As the traditional notion of enterprise borders continues to disappear, it is critical organisations have easy and secure access to the global systems and data they need for day-to-day operations. But today, keeping the lights on isn’t enough, and forward-looking organisations are moving to the cloud and investing in technologies such as SD-WAN, SaaS, IPv6 and IoT to improve processes and optimise performance.
The rise in demand for direct-to-cloud access at the edge has created the need for a more de-centralised networking model, one that protects both the hub and spoke environments. For example, not only does a retail chain need to keep its HQ (the hub) online, but every single store (the spokes) need to be connected to HQ, and each other, in order to process transactions and manage real-time inventory, amongst many other things.
The need to extend IT infrastructure across multi and hybrid cloud environments, and all the bells and whistles that come with it, brings a multitude of challenges that will drain a lot of time and resources from the average IT team. What organisations now need is a more simplistic and reliable way to manage their network, devices, apps and services across all environments and in any location.
That begs the question, how can organisations solve networking challenges at the edge, whilst resources are stretched thin, without compromising on the end result?
Cloud-managed DDI (DNS, DHCP and IPAM [IP Address Management]) allows organisations to build a unified solution to facilitate all communications via an IP-based network. By shifting the management of DDI to the cloud, organisations can manage their borderless enterprise centrally in one location, making it far more secure and reliable than traditional on-premise DDI solutions. By optimising network access and performance across all locations, cloud-managed DDI if fast becoming the backbone of digital transformation.
So, how do you convince stakeholders that cloud-managed DDI is worth the investment?

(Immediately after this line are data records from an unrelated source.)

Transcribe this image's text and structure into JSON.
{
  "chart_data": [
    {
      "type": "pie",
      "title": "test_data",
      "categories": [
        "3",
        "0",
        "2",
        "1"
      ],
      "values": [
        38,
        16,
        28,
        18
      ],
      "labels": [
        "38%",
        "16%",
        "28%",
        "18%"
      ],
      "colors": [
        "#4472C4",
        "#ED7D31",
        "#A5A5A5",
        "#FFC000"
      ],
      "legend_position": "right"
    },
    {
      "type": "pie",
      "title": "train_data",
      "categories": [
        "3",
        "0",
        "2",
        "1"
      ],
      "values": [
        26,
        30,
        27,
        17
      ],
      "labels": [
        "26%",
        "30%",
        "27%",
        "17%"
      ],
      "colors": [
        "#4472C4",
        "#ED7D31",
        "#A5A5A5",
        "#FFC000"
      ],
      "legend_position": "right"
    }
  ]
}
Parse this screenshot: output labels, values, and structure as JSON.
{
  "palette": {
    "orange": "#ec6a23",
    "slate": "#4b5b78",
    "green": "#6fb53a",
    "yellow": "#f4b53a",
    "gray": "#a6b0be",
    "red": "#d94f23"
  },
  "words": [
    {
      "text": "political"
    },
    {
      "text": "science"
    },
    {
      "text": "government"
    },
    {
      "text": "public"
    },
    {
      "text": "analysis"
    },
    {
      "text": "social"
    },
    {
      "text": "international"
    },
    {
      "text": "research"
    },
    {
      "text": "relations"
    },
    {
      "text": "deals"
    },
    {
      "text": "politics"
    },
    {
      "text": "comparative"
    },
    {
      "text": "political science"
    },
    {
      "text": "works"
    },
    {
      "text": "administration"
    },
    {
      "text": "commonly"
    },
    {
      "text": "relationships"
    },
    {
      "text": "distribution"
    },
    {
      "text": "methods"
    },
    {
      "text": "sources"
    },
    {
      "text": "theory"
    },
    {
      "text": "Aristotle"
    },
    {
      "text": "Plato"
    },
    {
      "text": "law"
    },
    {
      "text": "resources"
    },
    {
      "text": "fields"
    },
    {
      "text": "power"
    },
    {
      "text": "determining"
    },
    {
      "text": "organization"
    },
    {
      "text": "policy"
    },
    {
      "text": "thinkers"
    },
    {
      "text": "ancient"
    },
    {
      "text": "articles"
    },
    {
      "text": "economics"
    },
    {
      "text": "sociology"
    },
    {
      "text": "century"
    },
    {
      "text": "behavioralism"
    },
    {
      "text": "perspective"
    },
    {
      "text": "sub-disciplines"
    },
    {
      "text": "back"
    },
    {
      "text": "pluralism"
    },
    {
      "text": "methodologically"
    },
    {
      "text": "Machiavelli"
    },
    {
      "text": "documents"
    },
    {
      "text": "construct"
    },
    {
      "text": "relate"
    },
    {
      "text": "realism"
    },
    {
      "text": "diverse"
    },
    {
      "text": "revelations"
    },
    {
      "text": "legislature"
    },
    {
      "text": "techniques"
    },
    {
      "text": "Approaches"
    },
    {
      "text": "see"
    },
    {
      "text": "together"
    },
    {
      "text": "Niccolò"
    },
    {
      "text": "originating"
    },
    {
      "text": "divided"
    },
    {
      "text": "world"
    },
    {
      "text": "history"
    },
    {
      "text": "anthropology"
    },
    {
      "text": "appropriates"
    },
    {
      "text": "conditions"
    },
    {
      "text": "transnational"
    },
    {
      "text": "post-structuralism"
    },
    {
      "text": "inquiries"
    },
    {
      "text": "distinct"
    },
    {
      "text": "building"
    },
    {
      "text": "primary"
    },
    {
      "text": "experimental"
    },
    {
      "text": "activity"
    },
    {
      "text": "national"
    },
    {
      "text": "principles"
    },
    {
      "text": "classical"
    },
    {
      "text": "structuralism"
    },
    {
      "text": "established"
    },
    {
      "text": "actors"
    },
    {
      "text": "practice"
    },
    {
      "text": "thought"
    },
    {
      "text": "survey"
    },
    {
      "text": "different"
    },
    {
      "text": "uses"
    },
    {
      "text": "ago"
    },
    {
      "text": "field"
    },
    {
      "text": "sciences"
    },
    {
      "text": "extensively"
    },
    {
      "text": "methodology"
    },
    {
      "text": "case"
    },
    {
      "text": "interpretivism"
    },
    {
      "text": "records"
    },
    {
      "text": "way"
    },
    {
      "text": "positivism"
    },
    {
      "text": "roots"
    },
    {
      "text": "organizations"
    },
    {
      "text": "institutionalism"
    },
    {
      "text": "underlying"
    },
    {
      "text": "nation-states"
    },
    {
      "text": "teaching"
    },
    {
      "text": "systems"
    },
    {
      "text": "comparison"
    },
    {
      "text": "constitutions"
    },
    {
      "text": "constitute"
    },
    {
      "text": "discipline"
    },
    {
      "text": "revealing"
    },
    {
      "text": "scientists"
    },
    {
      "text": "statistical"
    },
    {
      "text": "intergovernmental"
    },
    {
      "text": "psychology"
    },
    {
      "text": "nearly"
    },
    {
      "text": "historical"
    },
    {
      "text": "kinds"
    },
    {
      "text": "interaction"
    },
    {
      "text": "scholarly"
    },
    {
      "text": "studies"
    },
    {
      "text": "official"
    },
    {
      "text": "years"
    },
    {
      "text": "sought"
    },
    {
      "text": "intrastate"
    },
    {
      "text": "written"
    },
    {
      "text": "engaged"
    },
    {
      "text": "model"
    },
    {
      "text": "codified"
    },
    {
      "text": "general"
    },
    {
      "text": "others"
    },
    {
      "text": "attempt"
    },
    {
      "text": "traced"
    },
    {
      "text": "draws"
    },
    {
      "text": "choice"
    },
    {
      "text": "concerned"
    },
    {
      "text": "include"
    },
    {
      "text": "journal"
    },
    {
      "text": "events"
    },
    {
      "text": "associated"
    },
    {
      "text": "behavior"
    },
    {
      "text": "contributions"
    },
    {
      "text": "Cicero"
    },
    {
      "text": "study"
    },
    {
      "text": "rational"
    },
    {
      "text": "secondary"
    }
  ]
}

Here are five ways that cloud managed DDI can address a number of key challenges for borderless networks:
1. Cost efficiencies through flexibility
Not all branches or remote-sites in an organisation will need enterprise-grade DDI services. Some may already use a DNS that ticks all the boxes in each location, but is instead looking for DHCP or IP address management services for some of its smaller offices. In the same vein, some may want to grow DDI capabilities in some locations and not others.
Flexibility is key here. Organisations currently going through digital transformation, being able to roll out DDI slowly will enable them to upgrade DHCP whilst keeping current IP address management solutions with very little disruptions. Cloud-managed DDI prevents organisations from overinvesting where there is no need, for example in offices or branches where the technology may go unused, as it offers the flexibility to implement the best fit DDI for each location.
2. Removing latency
Many businesses depend on important real-time information, whether it be from manufacturing facilities, supply chain networks or remote offices. In addition, when we think about how much of the world’s businesses depend on IoT technology, it’s easy to imagine the negative impacts that latency can have. Yet, this is what can happen when organisations backhaul DNS and DHCP through an HQ’s data centre.
Beyond latency, if a data centre goes down for any reason, the link to the HQ is cut and no information from the edge will reach the central unit for DNS and DHSCP resolution, causing them to go offline. This is why local DDI maintenance is critical to ensuring always-on networking across all environments.
3. Reliable application access
With businesses increasingly prioritising the expansion of their global footprints and the number of remote-workers skyrocketing in the past few months, being able to reliably access critical applications from the network edge has never been more important. To do so, organisations need to shift away from MPLS architectures to avoid backhauling traffic through the data centre and compromising on speed for end-users on the network edge.
When it comes to moving towards cloud applications like Microsoft Office 365, a new kind of infrastructure is needed to ensure DDI services can be delivered centrally via the cloud and that remote location traffic can connect with closest local PoPs in the cloud, minimising backlog.
4. Scaling on the edge
Cloud-native organisations do exist. They were born in the cloud and don’t have to deal with the idea of a centralised data centre because their applications and services are managed and delivered 100% in the cloud. But whilst they themselves are cloud-native, it can be hard to find a cloud solution for managing remote offices and locations. To this day, DDI services like DHCP are often managed on-site through hardware routers, and a large organisation could have thousands set up globally. Commonly, on-premise solutions are hard to scale, take up a lot of resources and provide no easy way to manage and monitor the various locations.
For cloud-native organisations, cloud-managed DDI eliminates resource-intensive on-premise solutions across different locations. Instead, lightweight devices or virtual applications can be set up across offices, creating a system that is centrally-managed in the cloud.
5. A central control system
Cloud-managed DDI brings together an organisations core network services - DNS and IPAM, on one platform in the cloud. Swapping out on-premise DNS and DHCP controllers, which are siloed in each location, with cloud-native technology allows organisations to accelerate their digital transformation. This means better performance across remote locations with higher reliability and faster access when it comes to cloud-based apps.
With an explosion of workflows on the edge, traditional networking won’t cut it. Growing organisations require flexible solutions that speed up workflows to meet the increased immediacy demanded by a globalised economy.